CSF samples were obtained from recently diagnosed ALS patients and control subjects who did not have ALS. Some control subjects had no neurologic symptoms, while others had neurological diseases (including four with peripheral neuropathies, one with myopathy, one with probable Alzheimer's, one with demyelinating disorder, one with meningitis and one with autoimmune sensory motor axonopathy). CSF was used because it is in close contact with motor neurons and brain cells called glia affected by ALS and therefore may harbor high concentrations of diagnostic biomarkers.
Using mass spectrometry to characterize protein peaks that exhibit statistically significant alterations between ALS patients and the control groups, Dr. Bowser and his colleagues identified protein biomarkers that diagnose ALS with near 100 percent specificity and sensitivity.

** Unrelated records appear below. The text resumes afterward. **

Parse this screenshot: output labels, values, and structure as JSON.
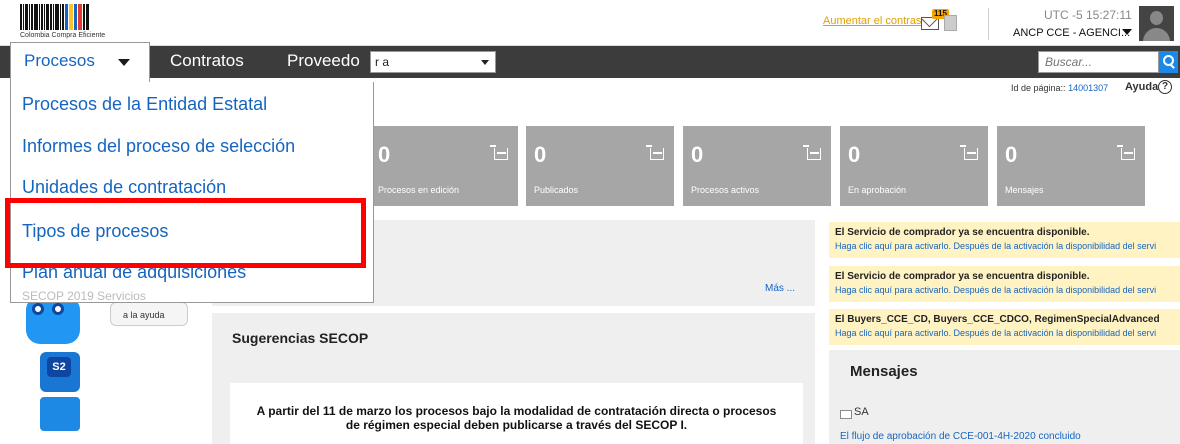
{
  "header": {
    "logo_text": "Colombia Compra Eficiente",
    "contrast_link": "Aumentar el contraste",
    "mail_count": "115",
    "timezone": "UTC -5 15:27:11",
    "user_name": "ANCP CCE - AGENCI..."
  },
  "nav": {
    "tabs": [
      {
        "label": "Procesos"
      },
      {
        "label": "Contratos"
      },
      {
        "label": "Proveedo"
      }
    ],
    "select_value": "r a",
    "search_placeholder": "Buscar..."
  },
  "dropdown": {
    "items": [
      "Procesos de la Entidad Estatal",
      "Informes del proceso de selección",
      "Unidades de contratación",
      "Tipos de procesos",
      "Plan anual de adquisiciones"
    ],
    "clipped_item": "SECOP 2019 Servicios"
  },
  "page": {
    "id_label": "Id de página::",
    "id_value": "14001307",
    "help_label": "Ayuda"
  },
  "tiles": [
    {
      "count": "0",
      "label": "Procesos en edición"
    },
    {
      "count": "0",
      "label": "Publicados"
    },
    {
      "count": "0",
      "label": "Procesos activos"
    },
    {
      "count": "0",
      "label": "En aprobación"
    },
    {
      "count": "0",
      "label": "Mensajes"
    }
  ],
  "panels": {
    "more_link": "Más ...",
    "suggestions_title": "Sugerencias SECOP",
    "suggestion_text": "A partir del 11 de marzo los procesos bajo la modalidad de contratación directa o procesos de régimen especial deben publicarse a través del SECOP I."
  },
  "help_bot": {
    "bubble": "a la ayuda",
    "badge": "S2"
  },
  "notices": [
    {
      "title": "El Servicio de comprador ya se encuentra disponible.",
      "sub": "Haga clic aquí para activarlo. Después de la activación la disponibilidad del servi"
    },
    {
      "title": "El Servicio de comprador ya se encuentra disponible.",
      "sub": "Haga clic aquí para activarlo. Después de la activación la disponibilidad del servi"
    },
    {
      "title": "El Buyers_CCE_CD, Buyers_CCE_CDCO, RegimenSpecialAdvanced",
      "sub": "Haga clic aquí para activarlo. Después de la activación la disponibilidad del servi"
    }
  ],
  "messages": {
    "title": "Mensajes",
    "sender": "SA",
    "link": "El flujo de aprobación de CCE-001-4H-2020 concluido"
  },
  "colors": {
    "nav_bg": "#3c3c3c",
    "link_blue": "#1565c0",
    "tile_gray": "#a6a6a6",
    "notice_yellow": "#fff3c4",
    "highlight_red": "#ff0000"
  }
}
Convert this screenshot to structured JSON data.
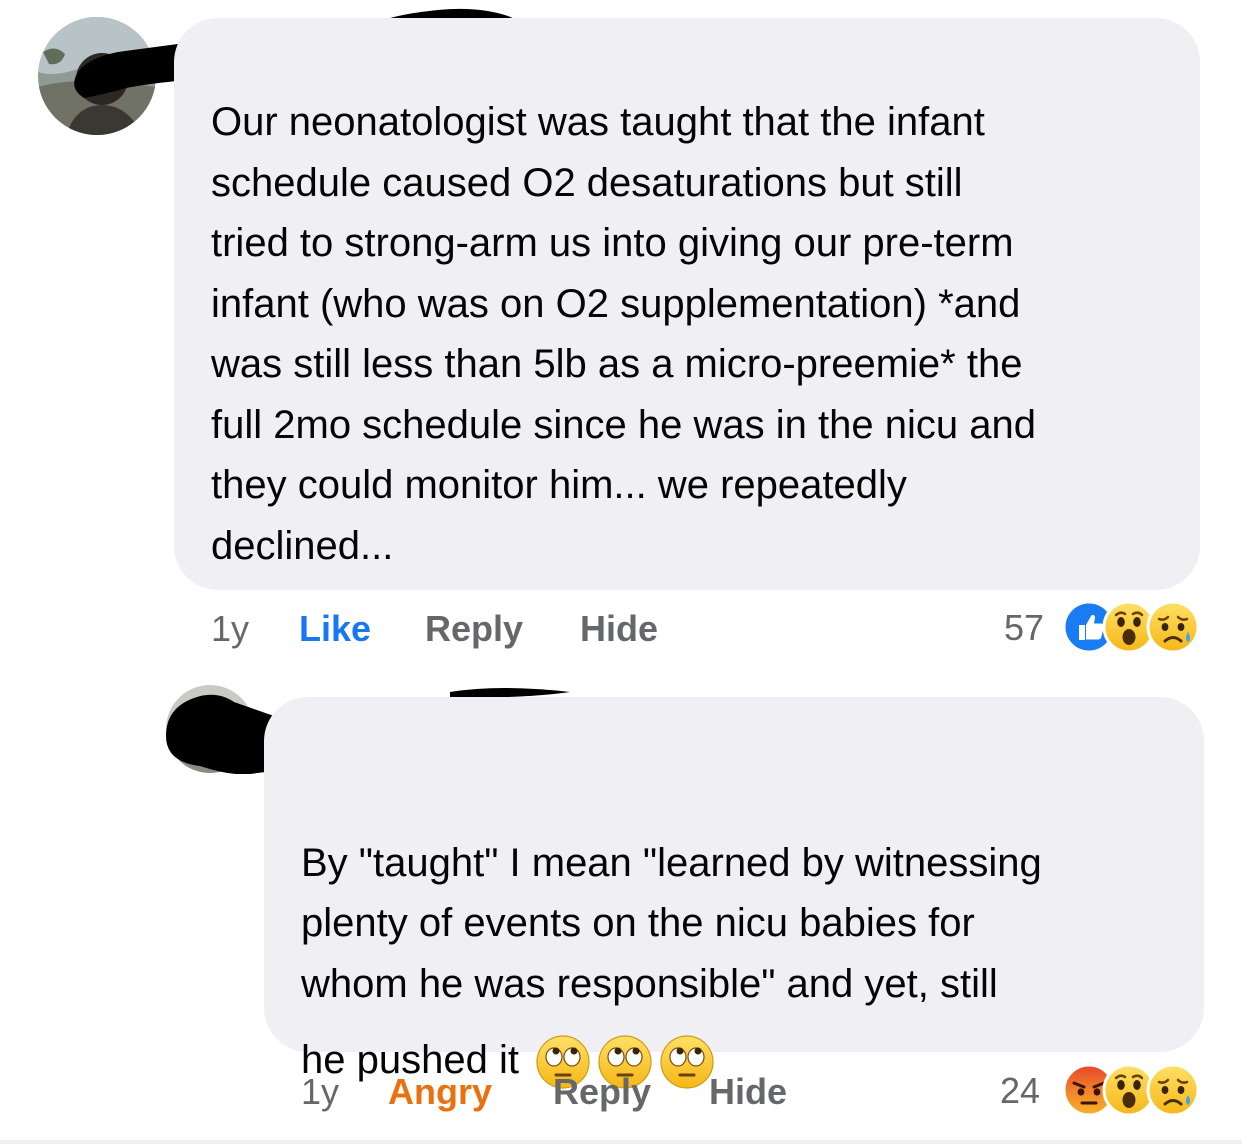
{
  "comments": [
    {
      "text": "Our neonatologist was taught that the infant\nschedule caused O2 desaturations but still\ntried to strong-arm us into giving our pre-term\ninfant (who was on O2 supplementation) *and\nwas still less than 5lb as a micro-preemie* the\nfull 2mo schedule since he was in the nicu and\nthey could monitor him... we repeatedly\ndeclined...",
      "time": "1y",
      "reaction_action": "Like",
      "reply_label": "Reply",
      "hide_label": "Hide",
      "reaction_count": "57",
      "reaction_icons": [
        "like-icon",
        "wow-emoji",
        "sad-emoji"
      ],
      "action_color": "#1877f2"
    },
    {
      "text_lines": [
        "By \"taught\" I mean \"learned by witnessing",
        "plenty of events on the nicu babies for",
        "whom he was responsible\" and yet, still"
      ],
      "text_last": "he pushed it",
      "inline_emojis": [
        "eye-roll-emoji",
        "eye-roll-emoji",
        "eye-roll-emoji"
      ],
      "time": "1y",
      "reaction_action": "Angry",
      "reply_label": "Reply",
      "hide_label": "Hide",
      "reaction_count": "24",
      "reaction_icons": [
        "angry-emoji",
        "wow-emoji",
        "sad-emoji"
      ],
      "action_color": "#e9710f"
    }
  ],
  "colors": {
    "bubble": "#f0f0f4",
    "secondary_text": "#65676b",
    "like_blue": "#1877f2",
    "angry_orange": "#e9710f"
  }
}
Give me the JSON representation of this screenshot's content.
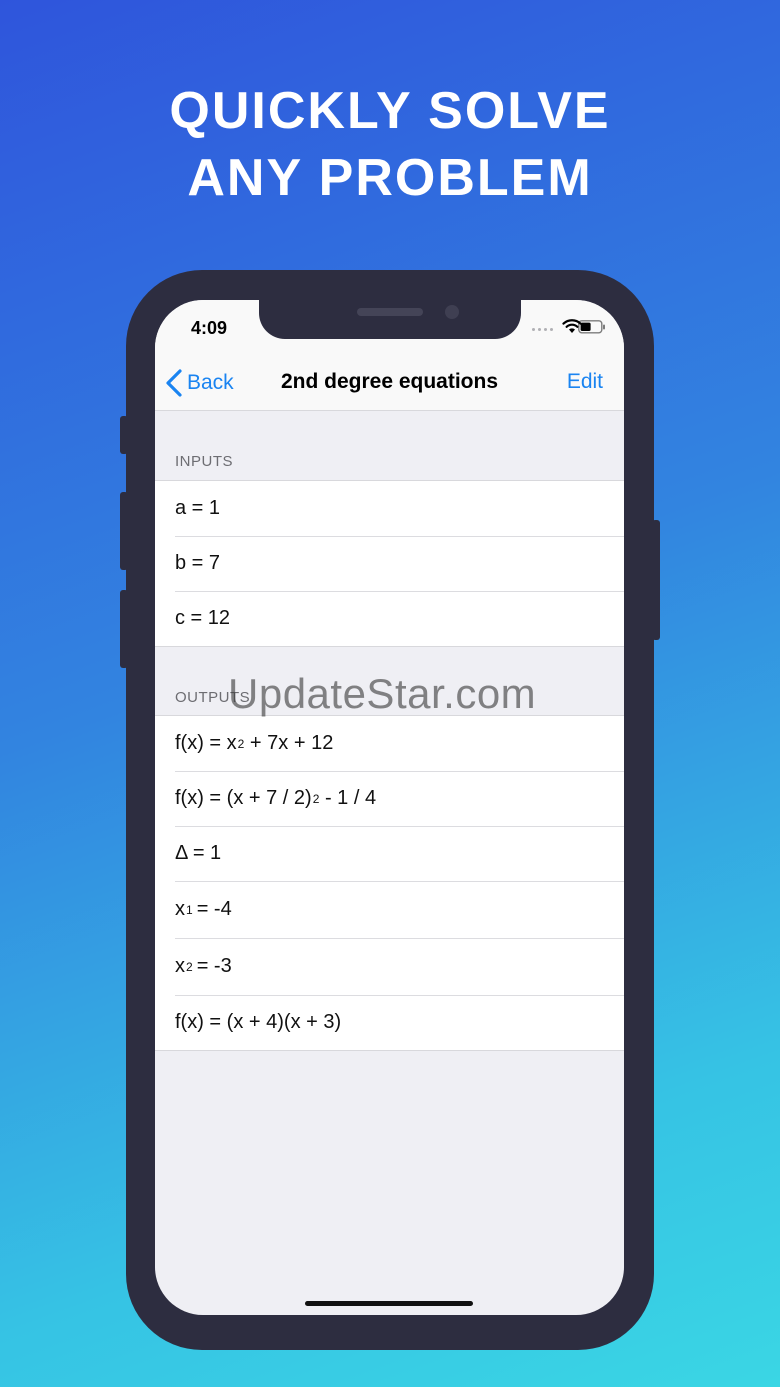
{
  "headline": {
    "line1": "QUICKLY SOLVE",
    "line2": "ANY PROBLEM"
  },
  "status_bar": {
    "time": "4:09"
  },
  "nav": {
    "back_label": "Back",
    "title": "2nd degree equations",
    "edit_label": "Edit"
  },
  "inputs": {
    "header": "INPUTS",
    "rows": [
      {
        "text": "a = 1"
      },
      {
        "text": "b = 7"
      },
      {
        "text": "c = 12"
      }
    ]
  },
  "outputs": {
    "header": "OUTPUTS",
    "f_expanded": {
      "a": "f(x) = x",
      "sup": "2",
      "b": " + 7x + 12"
    },
    "f_canonical": {
      "a": "f(x) = (x + 7 / 2)",
      "sup": "2",
      "b": " - 1 / 4"
    },
    "delta": "Δ = 1",
    "x1": {
      "a": "x",
      "sub": "1",
      "b": "= -4"
    },
    "x2": {
      "a": "x",
      "sub": "2",
      "b": "= -3"
    },
    "f_factored": "f(x) = (x + 4)(x + 3)"
  },
  "watermark": "UpdateStar.com",
  "colors": {
    "accent": "#1a84f1",
    "phone_frame": "#2d2d40",
    "background_top": "#2f55dc",
    "background_bottom": "#3ad6e4"
  }
}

"Not only will a CSF-based test lead to faster diagnosis, it will permit physicians to monitor the patient during drug treatment and determine whether any of the protein abnormalities that have occurred in the patient have been reduced due to drug treatment. By monitoring the biomarkers, we will be able to directly monitor drug efficacy. By using data from multiple clinical trials, we can determine the best drug combination to offer ALS patients," Dr. Bowser said.
"This research is at the forefront of ALS research. Our next step is to confirm our results with a larger patient population and further evaluate how the biomarker signature pattern changes during disease progression," he said.
The International Symposium on ALS/MND brings together leading international scientists, clinicians and health and social care professionals to present and debate key innovations in their respective fields. The symposium is planned as two parallel meetings, one on biomedical science and the other on research and advances in the care and management of people affected by ALS/MND.
Dr. Bowser's research is in collaboration with investigators at Massachusetts General Hospital/ Harvard.
ALS is a fatal neurodegenerative disease that attacks nerve cells and pathways in the brain and spinal cord. When cells die, voluntary muscle control and movement is lost. Those patients in the later stages of the disease are totally paralyzed even though their minds remain alert. The average life expectancy of a person with ALS is between two to five years from time of diagnosis.